Keen, alert, intensely delighted, Adam began to thrive. Chuckling he slipped back to his normal state of debility. Finding in the stress of his victim's tempestuous surrender that he forgot the megaphone, he perversely began again to have trouble with his ears.

Kenny and his megaphone returned to the fray.

Thus September came, warm and golden. Haze, soft and indistinct lay in the valley and on the hills. Summer lingered in the garden but on the ridge the nights were cool and in the swamplands, Hughie said, already the maples were coloring with a hint of colder weather. Here and there on birch and poplar fluttered a yellowing leaf.

And Donald had not written.

Kenny, as the days slipped by, faced a new and tragic problem. October was at hand. Work beckoned with urgent hand. If he did not go soon somebody would have to balance up his check book for him and tell him how long he could live without working. Brian, dear lad, had been a jewel at figures.
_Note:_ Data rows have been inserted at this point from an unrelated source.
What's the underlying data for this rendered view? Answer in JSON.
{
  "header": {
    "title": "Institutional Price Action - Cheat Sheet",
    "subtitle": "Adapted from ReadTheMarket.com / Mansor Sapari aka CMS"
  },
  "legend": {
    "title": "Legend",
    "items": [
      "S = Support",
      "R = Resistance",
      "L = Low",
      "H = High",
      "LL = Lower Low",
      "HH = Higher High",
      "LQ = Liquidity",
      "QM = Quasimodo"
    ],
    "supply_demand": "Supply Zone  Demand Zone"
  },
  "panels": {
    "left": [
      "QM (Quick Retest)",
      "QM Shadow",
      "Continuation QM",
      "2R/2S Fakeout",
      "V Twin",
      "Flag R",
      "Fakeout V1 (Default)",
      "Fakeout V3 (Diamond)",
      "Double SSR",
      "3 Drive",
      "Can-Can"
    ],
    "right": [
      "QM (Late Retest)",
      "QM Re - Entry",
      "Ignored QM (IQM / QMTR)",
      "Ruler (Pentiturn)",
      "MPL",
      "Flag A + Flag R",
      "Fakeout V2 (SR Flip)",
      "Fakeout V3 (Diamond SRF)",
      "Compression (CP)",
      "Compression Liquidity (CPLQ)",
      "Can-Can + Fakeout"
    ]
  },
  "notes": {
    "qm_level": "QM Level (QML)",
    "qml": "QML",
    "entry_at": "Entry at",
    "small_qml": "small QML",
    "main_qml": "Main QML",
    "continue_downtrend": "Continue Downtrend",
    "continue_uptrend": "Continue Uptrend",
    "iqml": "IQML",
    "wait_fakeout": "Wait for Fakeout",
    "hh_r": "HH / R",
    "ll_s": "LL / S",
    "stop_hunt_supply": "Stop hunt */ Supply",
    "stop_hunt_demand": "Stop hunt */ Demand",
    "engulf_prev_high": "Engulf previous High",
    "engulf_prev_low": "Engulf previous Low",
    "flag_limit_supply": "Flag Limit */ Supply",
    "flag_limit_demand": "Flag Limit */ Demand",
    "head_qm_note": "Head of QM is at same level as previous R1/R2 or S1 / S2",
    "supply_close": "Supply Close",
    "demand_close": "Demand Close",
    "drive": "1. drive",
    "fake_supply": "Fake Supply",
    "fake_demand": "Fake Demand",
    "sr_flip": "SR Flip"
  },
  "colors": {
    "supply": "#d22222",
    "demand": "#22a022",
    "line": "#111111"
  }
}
But how could he work with the thought of the winter wind and Joan tormenting him? And the snow-bound cabin in the pines? And the ferry and the ladder of icy vine? And Adam Craig?

He could not, would not go! And where in the name of all lunatics was Brian? Life in the studio without him would be impossible. What did he intend to do? Could he, Kenny, settle down to work with the problem of his penitential quest for his son still unsettled?

And why in the name of the Sacred Question-mark, was his life a string of questions!

In the end he fled from Adam's tongue. So he told himself. In reality panic plunged him into action. His summer was ending. His madness was not. And for that alarming fact he blamed Brian.

"I was worried," he remembered irritably, "and just in the mood to make a colossal fool of myself. And I have!"